Un outil diplomatique au service de la paix régionale
À Brazzaville, responsables politiques et analystes s’accordent sur la portée diplomatique de ce départ. Dans une région traversée par des défis sécuritaires – du golfe de Guinée aux Grands Lacs – afficher un contingent bien formé équivaut à une carte de visite pour la diplomatie congolaise.

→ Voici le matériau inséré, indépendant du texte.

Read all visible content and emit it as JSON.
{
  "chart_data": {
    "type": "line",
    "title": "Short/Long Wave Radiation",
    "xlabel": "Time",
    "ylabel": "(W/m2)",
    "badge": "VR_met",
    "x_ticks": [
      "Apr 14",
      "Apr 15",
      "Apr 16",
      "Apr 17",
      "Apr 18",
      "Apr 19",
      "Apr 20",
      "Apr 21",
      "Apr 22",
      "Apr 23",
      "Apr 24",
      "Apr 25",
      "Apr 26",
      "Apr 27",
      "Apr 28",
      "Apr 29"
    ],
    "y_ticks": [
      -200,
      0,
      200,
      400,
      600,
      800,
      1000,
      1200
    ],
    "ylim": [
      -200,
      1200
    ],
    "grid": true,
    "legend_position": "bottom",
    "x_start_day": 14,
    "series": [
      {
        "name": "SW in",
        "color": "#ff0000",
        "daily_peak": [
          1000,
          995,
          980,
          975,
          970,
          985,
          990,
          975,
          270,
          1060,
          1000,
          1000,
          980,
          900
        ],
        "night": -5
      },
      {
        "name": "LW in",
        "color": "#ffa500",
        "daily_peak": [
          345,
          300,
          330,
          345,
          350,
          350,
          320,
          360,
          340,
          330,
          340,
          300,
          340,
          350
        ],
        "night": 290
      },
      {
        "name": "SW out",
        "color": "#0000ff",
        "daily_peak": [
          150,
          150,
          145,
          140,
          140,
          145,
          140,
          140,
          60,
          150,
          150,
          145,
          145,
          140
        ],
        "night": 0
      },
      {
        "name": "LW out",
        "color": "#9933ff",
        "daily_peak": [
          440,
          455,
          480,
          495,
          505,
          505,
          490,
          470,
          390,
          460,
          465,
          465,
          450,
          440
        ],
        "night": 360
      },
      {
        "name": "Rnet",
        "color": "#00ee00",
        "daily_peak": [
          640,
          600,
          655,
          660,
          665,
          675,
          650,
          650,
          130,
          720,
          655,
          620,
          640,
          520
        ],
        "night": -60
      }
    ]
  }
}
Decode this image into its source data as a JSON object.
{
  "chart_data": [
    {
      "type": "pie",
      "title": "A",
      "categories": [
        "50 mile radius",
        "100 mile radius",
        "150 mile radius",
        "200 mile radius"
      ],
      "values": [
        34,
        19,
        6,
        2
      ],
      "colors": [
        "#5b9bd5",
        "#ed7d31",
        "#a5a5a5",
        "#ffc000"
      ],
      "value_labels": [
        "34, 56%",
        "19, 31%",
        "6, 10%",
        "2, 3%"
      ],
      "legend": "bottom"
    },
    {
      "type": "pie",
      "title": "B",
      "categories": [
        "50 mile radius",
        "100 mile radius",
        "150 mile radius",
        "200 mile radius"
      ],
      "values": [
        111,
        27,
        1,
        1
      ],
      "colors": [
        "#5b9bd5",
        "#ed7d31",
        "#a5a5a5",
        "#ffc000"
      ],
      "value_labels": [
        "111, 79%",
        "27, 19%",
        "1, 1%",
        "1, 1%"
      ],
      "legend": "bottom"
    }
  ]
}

L’expérience acquise en Centrafrique revient ensuite irriguer les académies militaires nationales, créant un cercle vertueux dont bénéficie l’ensemble des forces de défense et de sécurité.
Le discours du ministre Mondjo insiste également sur la dimension morale : « Vous porterez les couleurs du Congo, soyez-en des ambassadeurs exigeants mais modestes ». Le rappel aux règlements militaires nationaux, conjugué aux directives onusiennes contre les violences basées sur le genre, vise à garantir que le comportement individuel ne trahira pas l’effort collectif. Dans un contexte international plus attentif que jamais à l’éthique des Casques bleus, cette vigilance s’avère déterminante.
Les attentes d’une jeunesse congolaise tournée vers l’international
Pour nombre de jeunes adultes congolais, la projection de soldats de leur génération sur un théâtre extérieur résonne comme la preuve que les ambitions nationales peuvent s’exporter. Sur les réseaux sociaux, où la cérémonie de Kintélé a été massivement relayée, des messages d’encouragement côtoient des interrogations sur les possibilités de carrière internationale dans la police et la gendarmerie. Les autorités répondent par la promesse de poursuivre le renforcement des capacités et la professionnalisation, deux axes inscrits dans la stratégie nationale de sécurité.
Au-delà de l’écho patriotique, ce départ vers la Centrafrique rappelle que la stabilité de la sous-région demeure indissociable des dynamiques internes. Chaque retour d’unité est suivi d’un retour d’expérience formalisé, dont l’objectif est d’améliorer la gouvernance sécuritaire à Brazzaville, Pointe-Noire ou Dolisie. En cela, la 11e UPC n’est pas seulement un contingent de rotation ; elle devient le laboratoire où s’esquissent les compétences et les réflexes dont la jeunesse congolaise aura besoin pour répondre aux défis de demain.
Regard vers l’avenir : consolider les acquis et préparer la douzième vague
Alors que le contingent s’apprête à quitter le sol national, les préparatifs de la future UPC-12 sont déjà esquissés. Cette anticipation traduit la volonté du Congo de s’inscrire dans la durée au sein des opérations de paix. Les chantiers identifiés – amélioration des capacités linguistiques, maîtrise des drones de surveillance, renforcement du soutien psychologique au retour – témoignent d’une approche globale, nourrie par l’expérience accumulée depuis la première rotation.
Dans un monde où les menaces sécuritaires évoluent aussi vite que les technologies, Brazzaville mise sur la continuité et l’adaptation. La 11e unité part donc en Centrafrique non seulement pour assurer la protection des civils, mais aussi pour engranger des savoir-faire stratégiques qui rejailliront sur l’ensemble de la nation. Comme le souligne un officier supérieur, « faire la paix chez le voisin, c’est aussi mettre nos propres frontières à l’abri des turbulences ». La jeunesse congolaise, attentive et connectée, sera la première bénéficiaire de cette dynamique engagée vers un horizon sécuritaire partagé.